Закрываю глаза и переношусь в Рим… а сейчас ночь, а завтра набегут полтавские гиппопотамы. Надо быть хорошенькой… Значит, буду! Деревня принесла мне огромную пользу: никогда я не была такая воздушная и свежая. Рим!.. И я не поеду в Рим! Почему? Потому что не хочу.
И если бы вы знали, как дорого далось мне это решение, вы бы меня пожалели. Вот, пожалуйста: я даже плачу. И клянусь вам, это не по Антонелли я проливаю слезы, я его даже больше не виню. Виновато наше ложное положение, а больше всего – я сама.
Среда, 7 сентября 1876 года
Если б вы знали, где я провела ночь! На кушетке у отца.
Мама прислала мне портрет Кассаньяка, очень похожий и красотой не уступающий оригиналу. Этот портрет взволновал меня и очень обрадовал.

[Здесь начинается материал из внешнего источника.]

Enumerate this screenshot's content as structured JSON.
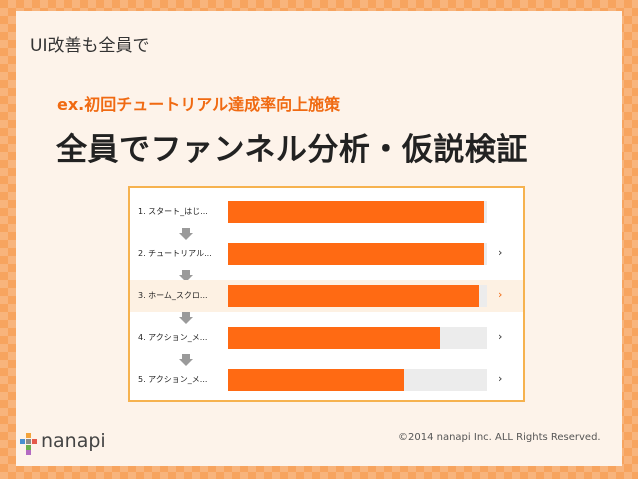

Я пошла за чернилами, отец позвал меня, я присела к нему на кровать, потом прилегла рядом с ним, как маленькая. Так лучше всего говорить по душам. Мы себе в этом не отказали. С отцом я разговариваю смеясь, а потому могу сказать ему все, что угодно. Мои последние слова позавчера его обидели, а вчера вечером я повторила ему то же самое и добавила, что мама не могла с ним жить потому, что не успел он жениться, как завел любовницу, деревенскую девку, которую знал еще до женитьбы. Он стал божиться, что услал девку сразу после того, как повстречал маму.
Он жалуется, говорит, что вел безумную жизнь, что искал развлечений, но чего-то ему не хватает, и он не чувствует себя счастливым.
– Так в кого же ты влюблен? – спросила я, усмехнувшись в ответ на его вздох.
– А ты хочешь знать?
И тут он до того покраснел, что закрыл лицо руками, чтобы скрыть румянец.
– Хочу, говори!
– В маму.
Голос у него дрожал, и я до того растрогалась, что разразилась смехом, чтобы скрыть свои чувства.
– Я так и знал, что ты не поймешь! – воскликнул он.
– Прости, но романтическая матримониальная страсть – все это так мало на тебя похоже…
– Потому что ты совсем меня не знаешь! Но я клянусь тебе, клянусь, это правда. Перед этим бабушкиным образом, на этом кресте, отцовским благословением клянусь!
Я еще не знала его как следует, а потому поверила.
И он перекрестился перед образом и распятием, висевшими над кроватью.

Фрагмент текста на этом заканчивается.